GoogleBot’s been requesting non-existant files from root directories lately, leading some to suspect that Google’s planning a blog search addition to their results, possibly even a new link above the search box.

GoogleBot gaining momentum in race with SKyNet for dominance…

Matthew Mullenweg of the Photo Matt blog said, “watching my logs, I’ve been getting random requests from Googlebot for atom.xml and index.rdf files on this site and others. It’s always in the root or in relevant subdirectories (usually /blog or similar). All of these sites run WordPress, and I can promise there is no mention of or links to atom.xml or index.rdf anywhere. This means Googlebot is guessing that these files will be there.”

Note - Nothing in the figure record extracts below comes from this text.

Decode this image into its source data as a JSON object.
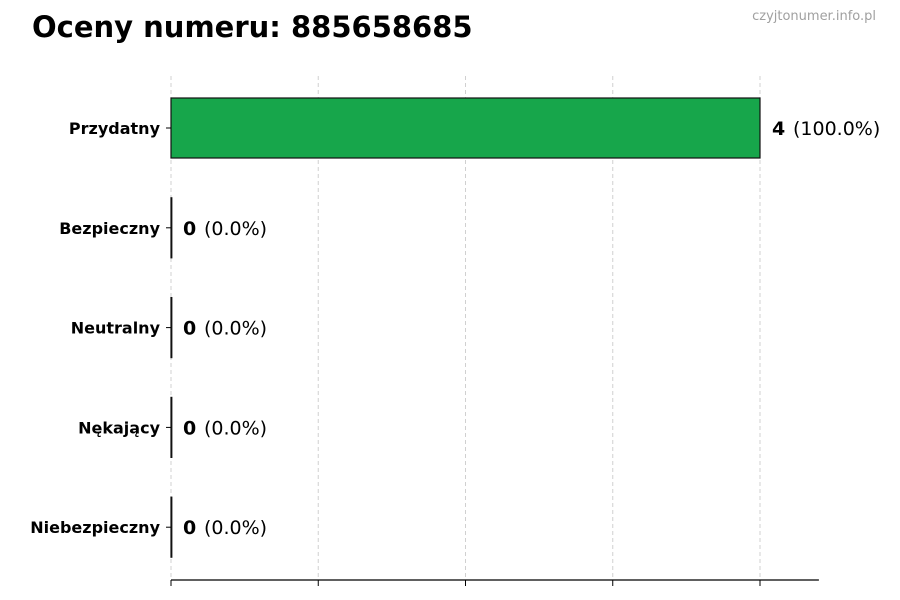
{
  "chart_data": {
    "type": "bar",
    "orientation": "horizontal",
    "title": "Oceny numeru: 885658685",
    "watermark": "czyjtonumer.info.pl",
    "categories": [
      "Przydatny",
      "Bezpieczny",
      "Neutralny",
      "Nękający",
      "Niebezpieczny"
    ],
    "values": [
      4,
      0,
      0,
      0,
      0
    ],
    "percent_labels": [
      "(100.0%)",
      "(0.0%)",
      "(0.0%)",
      "(0.0%)",
      "(0.0%)"
    ],
    "bar_color": "#17a64b",
    "xlim": [
      0,
      4.4
    ],
    "xticks": [
      0,
      1,
      2,
      3,
      4
    ],
    "xtick_labels_shown": false,
    "grid": "vertical dashed",
    "xlabel": "",
    "ylabel": ""
  }
}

Evan Williams, former CEO of and now Google employee reemphasized GoogleBot’s search for nonexistant files: “in some cases, these files don’t exist where they are requested from, and never have, leading some to speculate that this Google bot is not just crawling links, but looking specifically for feeds.”

Williams mentioned that, “others have pointed out that these filenames are common for two “RSS-like” feed formats, but not for other common types.”

As Blogger, a Google company, recently moved to supporting Atom, an RSS alternative, this GoogleBot exclusion may indicate the exclusion of RSS fed blogs in Google’s future.

Williams gently dismisses this idea: “Is it more likely that this is not a calculated move, but that they are experimenting with crawling feeds in general and that, if they’re going to index them, they probably want as many as possible? And that maybe (hmmm…) they started with Blogger blogs first, since they were handy, and they tended to find feeds at index.rdf and atom.xml, and they haven’t yet optimized their crawler because they’ve been working on other stuff?”

Though Williams is a Google employee it’s important to keep in mind he’s only speculating. Or, as he says himself, “No one tells me anything.”